If you are a Nova Scotian, what you are entitled to know about the government is what the government decides to tell you, and its unspoken creed is: “What you don’t know, can’t hurt us.”
Take the Yarmouth-to-Maine ferry. On Wednesday, at acommittee once deserving of the title “public accounts,” the Conservatives, supported by the NDP, tried to call government officials who could shed some light on the murkiest deal a Nova Scotia government has hatched since John Buchanan’s government invested in automated toilet seats. (It’s a long story. Some other time.)
In years past, under former governments of three stripes, the ferry deal would be fair game for the public accounts committee. The committee’s examination of the issue would be timely as well, given Bay Ferries move from Portland to Bar Harbour this year, with attendant undisclosed but increased costs to Nova Scotian taxpayers.
But, predictably, the Liberal majority on the committee defeated the Tory motion. And the one committee of the legislature that had a fighting chance of getting at the secrets in the deal between the province and Bay Ferries has been effectively stripped of its fight.
The public accounts of the province show that the total cost to taxpayers to run the ferry for the past three seasons is over $34 million, but the government refuses to release details of the deal, most notably the built-in profit for Bay Ferries, also known as the “management fee.”
Incidentally, the published public accounts of the province and the committee bearing the same name is not some cosmic coincidence. The purpose of the committee is – or was – to scrutinize the province’s accounts in detail and for value. But, over a series of meetings, the Liberals managed to limit the committee’s scope, until it is no longer capable of properlyperforming that function.
Premier Stephen McNeil’s promise of an open and transparent government fits neatly into the same category as Donald Trump’s promise that Mexico will pay for the wall.
Bay Ferries move from Portland to Bar Harbour will cost Nova Scotians several million dollars. If you want to look on the bright side, Nova Scotian taxpayers can take heart that their money is creating much-needed employment and economic activity in northern Maine.

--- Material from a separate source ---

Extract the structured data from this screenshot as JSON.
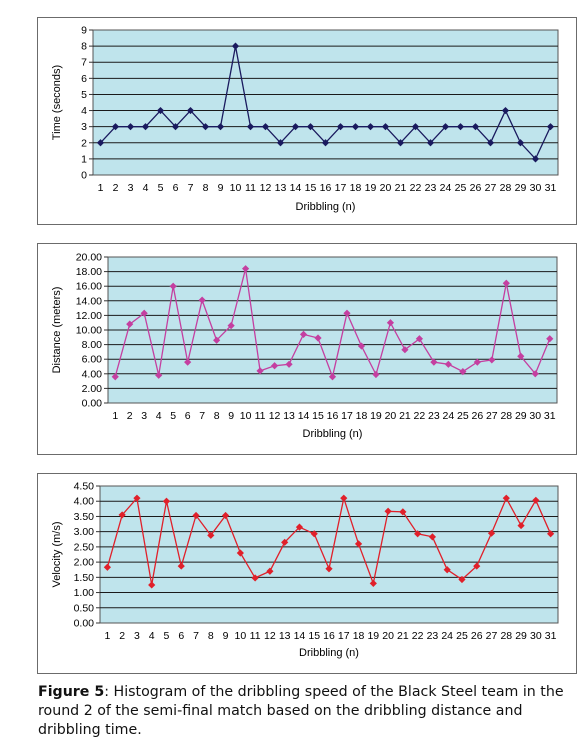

As a Nova Scotian taxpayer, you will foot the bill to lease the Bar Harbour ferry terminal - $1.3 million for five years – but first you have to pay to rebuild that old terminal and you’re going to get stuck with the bill for American border security, too. All of that is in addition to the operating subsidy, management fees, and incentives that the province pays Bay Ferries.
Fully-subsidizing the Yarmouth-to-Maine ferry service is a policy decision for the government. If the government wants to buy docks and build terminals and pay border guards in Maine, and pile on a hefty profit for the ferry’s operator, it can do that.
But it also has to account for that spending, and the opposition’s job is to scrutinize the government’s spending for probity and value.
Except, in Nova Scotia the deck is stacked, the fix is in, the government controls all the information and decides which parts of its deal with Bay Ferries see the light of day. An informed public debate is impossible, because only the government has the information.
The Liberal backbenchers who sit on the committee have, under direction from the government, done real damage to the cause of accountable government in Nova Scotia. They’ve diminished the role of the legislature, at the direction of the executive (the cabinet).
They are likely under the delusion that this is all just politics. It isn’t. Nova Scotians have a right to know what their government is doing and how it is spending their money. That right has been diminished at the hands of five Liberal backbenchers, some of whom likely got into public life for better reasons.
Maybe it’s time some of them ask themselves if they are serving the right master – the people who loan them their seats in the legislature, or the government that keeps those same people in the dark.
A government that works this hard to avoid scrutiny, can’t withstand scrutiny.